GP thought about quitting vaccine rollout

Greg White of Cromwell Family Practice. PHOTO: ODT FILES
Greg White of Cromwell Family Practice. PHOTO: ODT FILES
A Cromwell GP says he was prepared to quit the Covid-19 vaccination rollout but remained out of concern for his patients.

Greg White was one of the first southern GPs to agree to offer Covid-19 vaccinations, but he and colleagues did so before any system was in place to reimburse medical centres for the work.

"We in good faith agreed to participate despite no guarantee of payments, but were told repeatedly, we could invoice for ‘all reasonable costs’.

Dr White has been a stern critic of how the Ministry of Health has handled the rollout and in particular its insistence on setting up its own booking system rather than allowing GP clinics to use their systems.

He said the amount of money his clinic had sought, about 10 hours of staff time in June, was not much, but he felt his and other centres were owed it on principle.

"We were told that a reasonable amount to invoice for was the base fee plus any reasonable extra, and that this included extensive staff training and technical requirements to access the Covid-19 immunisation register, plus booking patients in who couldn’t manage the booking system and sending out all the invites the DHBs asked.

"We then had the rug pulled out and were told only the base vaccination fee would be paid from now on, and we had to pay for all sharps after also being reassured this would be provided."

His centre only received a contract from the ministry eight weeks after it started vaccinating, Dr White said.

"So far we have had one payment but are unclear when the next ones will come.

"So it is a mess, but we will soldier on, but each week we have serious discussions about pulling out of the programme as it is so badly planned and implemented."

Ministry vaccination and immunisation programme lead Joe Bourne said that in April, in the early stages of the rollout, the cold store requirements then in place for the Pfizer vaccine meant it was not anticipated that general practices would be involved.

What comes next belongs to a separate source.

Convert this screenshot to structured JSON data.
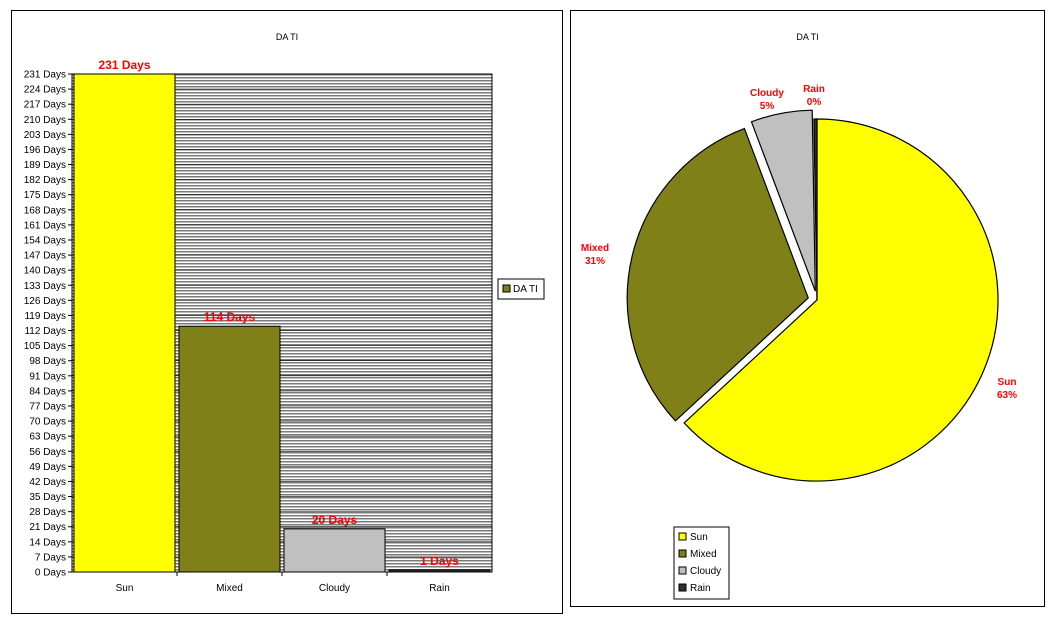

Once Pfizer relaxed that requirement, in consultation with primary care, a price per dose was developed, which the Southern District Health Board switched over to on June 1.

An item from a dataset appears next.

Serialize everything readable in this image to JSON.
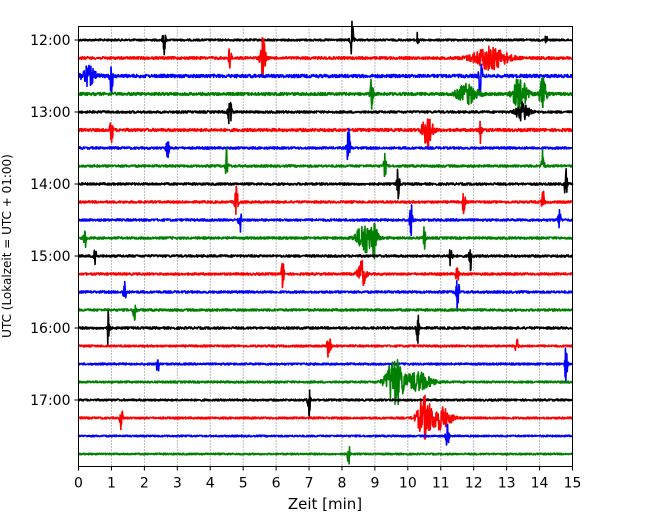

"Initial funding was based on a reasonable-costs basis while a population-based funding model was developed," he said.

"The price [for the per-dose scheme] is higher than that associated with other vaccinations because it recognises the additional complexity associated with the Pfizer vaccine."

An SDHB spokeswoman said that it was not aware of any GPs being out of pocket, and the organisation understood that all queries raised with it had been resolved.

mike.houlahan@odt.co.nz

 

Comments

The idea that instead of being on one data base, the covid vaccine rollout for millions of Kiwis should be on hundreds of different GP databases, is ludicrous. First, GPs complained they should be doing covid vaccines because it was so simple (despite at the time there not being enough vaccines for the wider rollout) , then they realised they had neither the staff nor equipment required for cold chain accreditation, then they complained they were too busy, then they complained they weren't getting enough help. Now they want to use hundreds of different databases?

I got an email stating I could book my jab from the platform my Dr uses. When I clicked the link it said warning dangerous route or something that would make those less comp savy unplug their pc thinking they had downloaded a virus in a scam. Inspiring.

Sounds to me that you were scammed. The official authorities are not using Dr's platforms. Any link that suggest you can is highly doubtful.

In a situation like this speed is the key. The ministry needs to engage with the GPs to get the maximum community coverage. The GPs already do flu vaccinations and get their payments for this work from the ministry using existing systems. They are also much more aware of the needs of their patients. This top down approach from the ministry is simply too slow. We need this done before delta arrives otherwise the country will face another level 4 lockdown. We can't afford that to let that happen again.